# Routing Deep Dive

## How Feishu Message Routing Works

When a message arrives from Feishu, the Gateway processes it through this chain:

```
Feishu WebSocket → identify source app (appId)
    → match to accountId in channels.feishu.accounts
    → find matching binding in bindings[]
    → route to agentId in agents.list
    → agent processes message
    → response sent back through same Feishu app
```

Every step depends on correct configuration. A break anywhere in the chain means the message is either dropped or misrouted.

## accountId Consistency Check

The single most common misconfiguration. Run this mental (or actual) check for every agent:

```
For agent "content-writer":

1. channels.feishu.accounts has key "writer-bot"?           ✓/✗
2. That account's "agent" field = "content-writer"?          ✓/✗
3. bindings[] has entry with accountId = "writer-bot"?       ✓/✗
4. That binding's agentId = "content-writer"?                ✓/✗
5. agents.list has entry with id = "content-writer"?         ✓/✗
```

All five must be ✓. One ✗ = broken routing for that agent.

Quick validation command:
```bash
# Extract all accountIds from config and check consistency
grep -n "accountId\|\"agent\":" ~/.openclaw/openclaw.json
```

## Binding Rules

### Type Must Be "route"

```json
{"type": "route", "agentId": "...", "match": {"channel": "feishu", "accountId": "..."}}
```

The only valid `type` for Feishu bot routing is `"route"`. Other values (`"delivery"`, `"default"`, etc.) will cause the gateway to fail at startup.

### Default Agent Fallback

If a message arrives from the primary Feishu app (the top-level `appId`/`appSecret` in `channels.feishu`), it routes to whichever agent has `"default": true` in `agents.list`. No explicit binding needed for the default agent.

### Binding Order

When multiple bindings could match the same message, the first match wins. Place more specific bindings before general ones:

```json
{
  "bindings": [
    {"type": "route", "agentId": "writer", "match": {"channel": "feishu", "accountId": "writer-bot"}},
    {"type": "route", "agentId": "coder", "match": {"channel": "feishu", "accountId": "coder-bot"}},
    {"type": "route", "agentId": "main", "match": {"channel": "feishu"}}
  ]
}
```

The last binding catches any unmatched Feishu messages as a fallback.

## Group-Based Isolation

### Why Isolate

When running multiple product lines or projects, announce messages from different agents will all flow back to wherever the orchestrator's conversation is. Without isolation, a content review result and a code review result end up in the same chat thread.

### How to Isolate

Create dedicated Feishu groups per product line:

```
Group: "Content Pipeline"
  Members: orchestrator-bot, writer-bot
  Purpose: All content creation announces land here

Group: "Dev Pipeline"  
  Members: orchestrator-bot, coder-bot
  Purpose: All code-related announces land here
```

When the orchestrator spawns a sub-agent from within a specific group, the announce comes back to that same group.

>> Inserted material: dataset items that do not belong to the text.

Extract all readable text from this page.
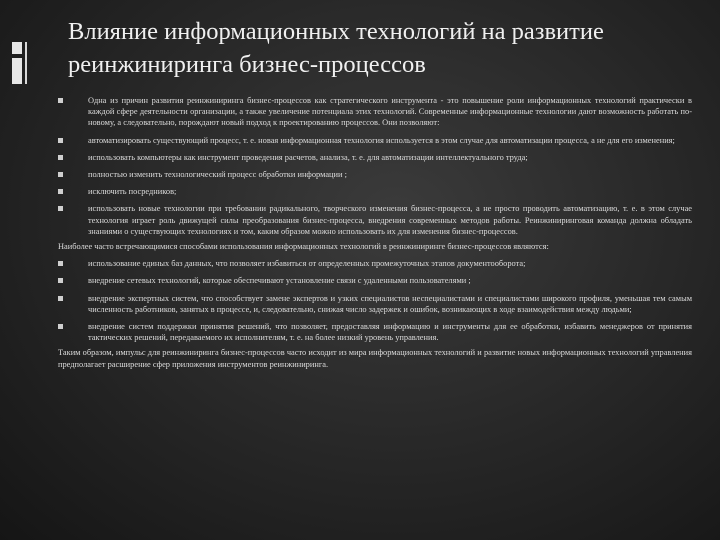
Влияние информационных технологий на развитие реинжиниринга бизнес-процессов
Одна из причин развития реинжиниринга бизнес-процессов как стратегического инструмента - это повышение роли информационных технологий практически в каждой сфере деятельности организации, а также увеличение потенциала этих технологий. Современные информационные технологии дают возможность работать по-новому, а следовательно, порождают новый подход к проектированию процессов. Они позволяют:
автоматизировать существующий процесс, т. е. новая информационная технология используется в этом случае для автоматизации процесса, а не для его изменения;
использовать компьютеры как инструмент проведения расчетов, анализа, т. е. для автоматизации интеллектуального труда;
полностью изменить технологический процесс обработки информации ;
исключить посредников;
использовать новые технологии при требовании радикального, творческого изменения бизнес-процесса, а не просто проводить автоматизацию, т. е. в этом случае технология играет роль движущей силы преобразования бизнес-процесса, внедрения современных методов работы. Реинжиниринговая команда должна обладать знаниями о существующих технологиях и том, каким образом можно использовать их для изменения бизнес-процессов.
Наиболее часто встречающимися способами использования информационных технологий в реинжиниринге бизнес-процессов являются:
использование единых баз данных, что позволяет избавиться от определенных промежуточных этапов документооборота;
внедрение сетевых технологий, которые обеспечивают установление связи с удаленными пользователями ;
внедрение экспертных систем, что способствует замене экспертов и узких специалистов неспециалистами и специалистами широкого профиля, уменьшая тем самым численность работников, занятых в процессе, и, следовательно, снижая число задержек и ошибок, возникающих в ходе взаимодействия между людьми;
внедрение систем поддержки принятия решений, что позволяет, предоставляя информацию и инструменты для ее обработки, избавить менеджеров от принятия тактических решений, передаваемого их исполнителям, т. е. на более низкий уровень управления.
Таким образом, импульс для реинжиниринга бизнес-процессов часто исходит из мира информационных технологий и развитие новых информационных технологий управления предполагает расширение сфер приложения инструментов реинжиниринга.
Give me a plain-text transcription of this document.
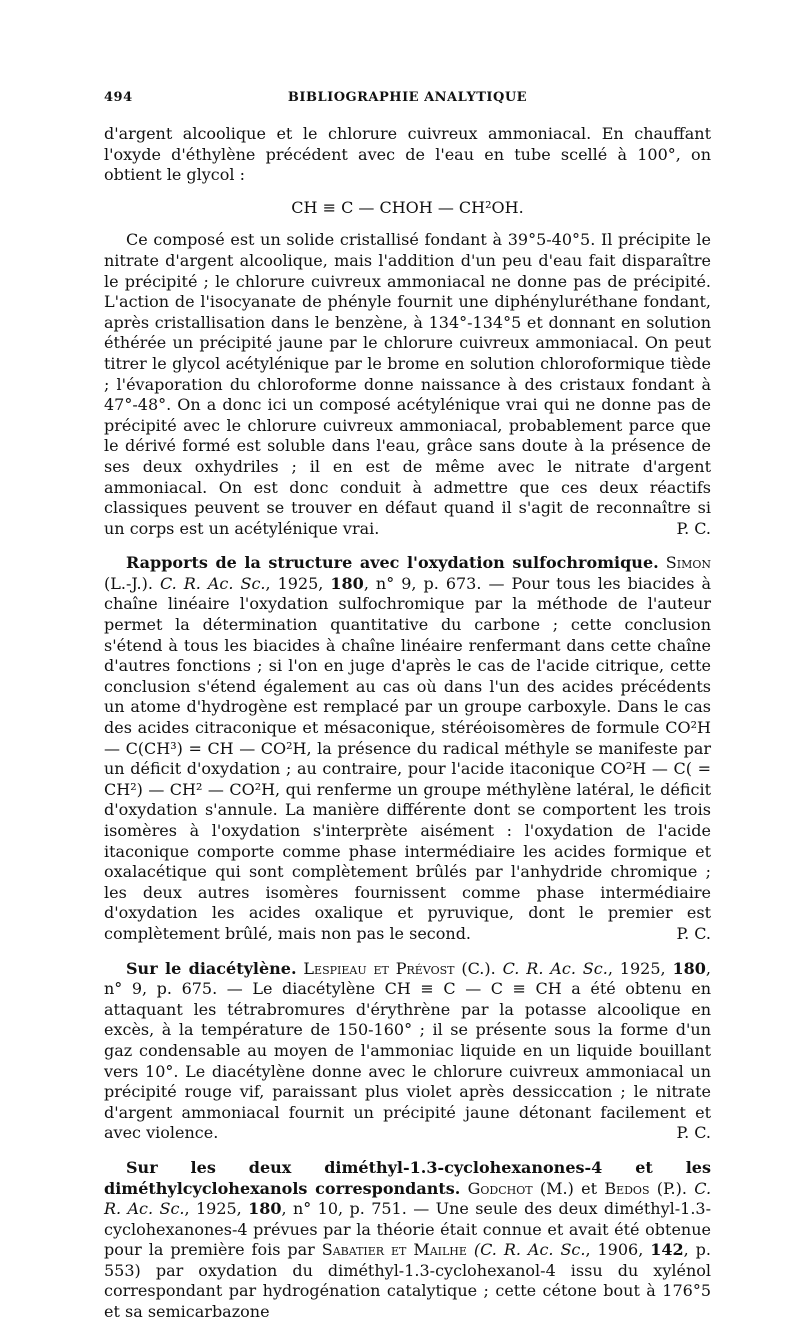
494	BIBLIOGRAPHIE ANALYTIQUE

d'argent alcoolique et le chlorure cuivreux ammoniacal. En chauffant l'oxyde d'éthylène précédent avec de l'eau en tube scellé à 100°, on obtient le glycol :

CH ≡ C — CHOH — CH²OH.

Ce composé est un solide cristallisé fondant à 39°5-40°5. Il précipite le nitrate d'argent alcoolique, mais l'addition d'un peu d'eau fait disparaître le précipité ; le chlorure cuivreux ammoniacal ne donne pas de précipité. L'action de l'isocyanate de phényle fournit une diphényluréthane fondant, après cristallisation dans le benzène, à 134°-134°5 et donnant en solution éthérée un précipité jaune par le chlorure cuivreux ammoniacal. On peut titrer le glycol acétylénique par le brome en solution chloroformique tiède ; l'évaporation du chloroforme donne naissance à des cristaux fondant à 47°-48°. On a donc ici un composé acétylénique vrai qui ne donne pas de précipité avec le chlorure cuivreux ammoniacal, probablement parce que le dérivé formé est soluble dans l'eau, grâce sans doute à la présence de ses deux oxhydriles ; il en est de même avec le nitrate d'argent ammoniacal. On est donc conduit à admettre que ces deux réactifs classiques peuvent se trouver en défaut quand il s'agit de reconnaître si un corps est un acétylénique vrai.	P. C.

Rapports de la structure avec l'oxydation sulfochromique. Simon (L.-J.). C. R. Ac. Sc., 1925, 180, n° 9, p. 673. — Pour tous les biacides à chaîne linéaire l'oxydation sulfochromique par la méthode de l'auteur permet la détermination quantitative du carbone ; cette conclusion s'étend à tous les biacides à chaîne linéaire renfermant dans cette chaîne d'autres fonctions ; si l'on en juge d'après le cas de l'acide citrique, cette conclusion s'étend également au cas où dans l'un des acides précédents un atome d'hydrogène est remplacé par un groupe carboxyle. Dans le cas des acides citraconique et mésaconique, stéréoisomères de formule CO²H — C(CH³) = CH — CO²H, la présence du radical méthyle se manifeste par un déficit d'oxydation ; au contraire, pour l'acide itaconique CO²H — C( = CH²) — CH² — CO²H, qui renferme un groupe méthylène latéral, le déficit d'oxydation s'annule. La manière différente dont se comportent les trois isomères à l'oxydation s'interprète aisément : l'oxydation de l'acide itaconique comporte comme phase intermédiaire les acides formique et oxalacétique qui sont complètement brûlés par l'anhydride chromique ; les deux autres isomères fournissent comme phase intermédiaire d'oxydation les acides oxalique et pyruvique, dont le premier est complètement brûlé, mais non pas le second.	P. C.

Sur le diacétylène. Lespieau et Prévost (C.). C. R. Ac. Sc., 1925, 180, n° 9, p. 675. — Le diacétylène CH ≡ C — C ≡ CH a été obtenu en attaquant les tétrabromures d'érythrène par la potasse alcoolique en excès, à la température de 150-160° ; il se présente sous la forme d'un gaz condensable au moyen de l'ammoniac liquide en un liquide bouillant vers 10°. Le diacétylène donne avec le chlorure cuivreux ammoniacal un précipité rouge vif, paraissant plus violet après dessiccation ; le nitrate d'argent ammoniacal fournit un précipité jaune détonant facilement et avec violence.	P. C.

Sur les deux diméthyl-1.3-cyclohexanones-4 et les diméthylcyclohexanols correspondants. Godchot (M.) et Bedos (P.). C. R. Ac. Sc., 1925, 180, n° 10, p. 751. — Une seule des deux diméthyl-1.3-cyclohexanones-4 prévues par la théorie était connue et avait été obtenue pour la première fois par Sabatier et Mailhe (C. R. Ac. Sc., 1906, 142, p. 553) par oxydation du diméthyl-1.3-cyclohexanol-4 issu du xylénol correspondant par hydrogénation catalytique ; cette cétone bout à 176°5 et sa semicarbazone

### Private Chat vs Group Chat

- **Private chat** (DM with bot): Good for ad-hoc requests, cross-project work, memory management
- **Group chat** (bot in group): Good for product-line workflows, team visibility, historical traceability

## Per-Agent Tool Permissions

Each agent's tool access is configured independently. Principle: grant minimum necessary.

```json
{
  "id": "content-writer",
  "tools": {
    "allow": ["read", "write", "edit", "web_search", "feishu_doc"]
  }
}
```

Available Feishu-specific tools:
- `feishu_doc` — Read/write Feishu documents
- `feishu_chat` — Send messages in Feishu chats
- `feishu_wiki` — Access Feishu wiki/knowledge base

Not all agents need all Feishu tools. A code-expert probably doesn't need `feishu_wiki`; an analyst probably doesn't need `feishu_chat`.

## Sub-Agent Announce Routing

When the orchestrator spawns a sub-agent:
1. The sub-agent runs in its own session
2. On completion, it announces results
3. The announce is delivered to the **orchestrator's** chat channel (not the sub-agent's own Feishu bot)

This means: even if the sub-agent has its own Feishu bot, orchestrated work results flow through the orchestrator's conversation. The sub-agent's Feishu bot is only used for direct user interaction.